Il s’agit d’un objectif d’ordre régalien, c’est-à-dire qui traduit la décentralisation de la mission de sécurité publique parmi les missions régaliennes traditionnelles de l’État (administration générale, défense, justice et sécurité). Les élus locaux sont particulièrement sensibles à ces objectifs, et notamment celui de sécurisation : nombre de projets d’éclairage ont été refusés par le maire au motif d’une crainte de sa mise en cause par les administrés, vis-à-vis d’une installation d’éclairage présentant des niveaux lumineux diminués, « au cas où » un accident se produirait29. Les objectifs des pouvoirs publics semblent au moins autant centrés sur la satisfaction des citadins vis-à-vis de la sécurisation que sur la résolution de problèmes objectifs de sécurité. Du point de vue économique et financier ensuite, dans un contexte économique difficile, les objectifs d’ordre public ne sont pas considérés indépendamment des contraintes budgétaires : « ce devoir de sécurité doit tenir compte également des contraintes de coût » indiquait un maire lors d’un congrès en 199530. Dans la logique de compétition entre les communes cependant, les décisions doivent mettre en balance les coûts et les bénéfices des actions d’éclairage vis-à-vis de l’amélioration de l’image de la ville et de son impact économique. Du point de vue politique, c’est-à-dire du point de vue de l’efficacité et de la reconnaissance du mode de gouvernement porté par les élus : les objectifs vis-à-vis des actions d’éclairage peuvent aussi être de participer à montrer la qualité et l’efficacité de l’action publique et d’amener ainsi les administrés à soutenir les autorités locales et à renouveler leur mandat. Ce sont des préoccupations visiblement fortes pour les responsables politiques.
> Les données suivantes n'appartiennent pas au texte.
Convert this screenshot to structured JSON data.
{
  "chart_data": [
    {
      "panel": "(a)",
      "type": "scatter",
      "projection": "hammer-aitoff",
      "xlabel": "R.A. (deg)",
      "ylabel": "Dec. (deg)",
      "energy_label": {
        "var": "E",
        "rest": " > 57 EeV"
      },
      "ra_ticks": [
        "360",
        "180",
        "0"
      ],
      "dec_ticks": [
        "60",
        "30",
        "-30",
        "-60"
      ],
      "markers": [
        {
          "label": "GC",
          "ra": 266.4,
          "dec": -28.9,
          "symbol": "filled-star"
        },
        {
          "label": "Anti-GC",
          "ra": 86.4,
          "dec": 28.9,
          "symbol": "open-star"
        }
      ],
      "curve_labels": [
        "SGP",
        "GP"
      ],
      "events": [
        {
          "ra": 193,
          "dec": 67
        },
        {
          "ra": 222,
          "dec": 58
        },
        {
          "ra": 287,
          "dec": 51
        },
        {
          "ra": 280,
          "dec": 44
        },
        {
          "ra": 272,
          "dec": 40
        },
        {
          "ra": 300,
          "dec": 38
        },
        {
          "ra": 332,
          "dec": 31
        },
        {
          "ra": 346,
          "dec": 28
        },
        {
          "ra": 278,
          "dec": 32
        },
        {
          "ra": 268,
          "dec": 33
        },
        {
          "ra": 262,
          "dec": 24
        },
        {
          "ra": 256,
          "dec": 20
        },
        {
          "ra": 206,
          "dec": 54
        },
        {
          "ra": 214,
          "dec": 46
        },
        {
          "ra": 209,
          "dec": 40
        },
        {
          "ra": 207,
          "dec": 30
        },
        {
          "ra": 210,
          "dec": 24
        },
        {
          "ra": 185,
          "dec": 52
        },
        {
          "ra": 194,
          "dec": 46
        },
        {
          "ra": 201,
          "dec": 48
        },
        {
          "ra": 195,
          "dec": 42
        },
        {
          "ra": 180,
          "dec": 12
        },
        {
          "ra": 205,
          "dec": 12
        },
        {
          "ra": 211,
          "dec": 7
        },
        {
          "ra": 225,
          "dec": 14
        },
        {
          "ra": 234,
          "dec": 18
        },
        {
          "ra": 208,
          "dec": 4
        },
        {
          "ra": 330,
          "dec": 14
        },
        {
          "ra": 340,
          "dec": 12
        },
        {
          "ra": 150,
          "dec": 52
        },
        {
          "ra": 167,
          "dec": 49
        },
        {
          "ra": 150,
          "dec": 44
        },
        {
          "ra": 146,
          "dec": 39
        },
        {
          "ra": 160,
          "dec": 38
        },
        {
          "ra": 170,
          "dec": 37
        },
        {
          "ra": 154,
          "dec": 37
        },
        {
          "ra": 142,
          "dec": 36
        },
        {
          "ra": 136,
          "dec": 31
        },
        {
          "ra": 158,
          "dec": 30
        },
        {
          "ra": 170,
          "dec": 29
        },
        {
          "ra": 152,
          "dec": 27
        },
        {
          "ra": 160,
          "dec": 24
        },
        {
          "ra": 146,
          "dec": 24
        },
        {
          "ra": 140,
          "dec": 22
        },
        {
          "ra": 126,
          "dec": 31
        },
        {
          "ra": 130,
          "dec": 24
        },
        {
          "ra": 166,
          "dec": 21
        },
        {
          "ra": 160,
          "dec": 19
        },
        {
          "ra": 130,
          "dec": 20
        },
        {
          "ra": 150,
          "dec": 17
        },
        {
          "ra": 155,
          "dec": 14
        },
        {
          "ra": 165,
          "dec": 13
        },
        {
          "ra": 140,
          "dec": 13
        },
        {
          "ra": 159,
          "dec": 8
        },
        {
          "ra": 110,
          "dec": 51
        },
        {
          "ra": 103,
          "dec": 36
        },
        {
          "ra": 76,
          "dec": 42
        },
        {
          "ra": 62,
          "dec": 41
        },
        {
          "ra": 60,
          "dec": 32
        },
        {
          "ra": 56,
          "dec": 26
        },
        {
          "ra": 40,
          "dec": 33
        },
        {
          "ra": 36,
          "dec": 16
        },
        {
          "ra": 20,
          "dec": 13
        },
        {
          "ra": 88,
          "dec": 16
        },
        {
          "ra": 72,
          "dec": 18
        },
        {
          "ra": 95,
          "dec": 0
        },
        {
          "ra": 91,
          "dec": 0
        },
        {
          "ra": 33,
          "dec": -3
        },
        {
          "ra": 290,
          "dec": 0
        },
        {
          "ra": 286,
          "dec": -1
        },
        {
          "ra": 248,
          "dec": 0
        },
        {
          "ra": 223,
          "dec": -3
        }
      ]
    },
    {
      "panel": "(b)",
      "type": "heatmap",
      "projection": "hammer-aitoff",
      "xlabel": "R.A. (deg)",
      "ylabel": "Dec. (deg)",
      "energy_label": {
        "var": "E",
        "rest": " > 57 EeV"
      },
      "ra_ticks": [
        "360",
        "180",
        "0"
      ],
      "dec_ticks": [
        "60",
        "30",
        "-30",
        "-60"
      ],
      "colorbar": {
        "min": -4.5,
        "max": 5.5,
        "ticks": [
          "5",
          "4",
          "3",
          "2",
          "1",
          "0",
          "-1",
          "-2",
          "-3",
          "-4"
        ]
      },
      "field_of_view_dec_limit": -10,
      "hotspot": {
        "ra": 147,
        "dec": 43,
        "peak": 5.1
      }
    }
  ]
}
Comme nous l’avons évoqué (section 2.4.) les rares évaluations d’opérations d’éclairage s’apparentent à des enquêtes de satisfaction : il s’agit moins de savoir quel est l’impact des différents aspects des installations d’éclairage sur la perception et la qualité de vie des citadins que de connaître leur niveau de satisfaction vis-à-vis de l’action réalisée. 29

En particulier dans le cas de l’opération d’éclairage de la place des Terreaux (selon les analyses de J.-M. Deleuil) et le cas du projet proposé par Y. Kersalé pour la place adjacente à la Basilique de Saint-Denis (selon ses propres propos). 30 Cf. Le premier Congrès National sur la Protection de l’Environnement Nocturne, tenu à Rodez les 7 et 8 octobre 1995, intervention de François REY, Maire d’Onet le Château.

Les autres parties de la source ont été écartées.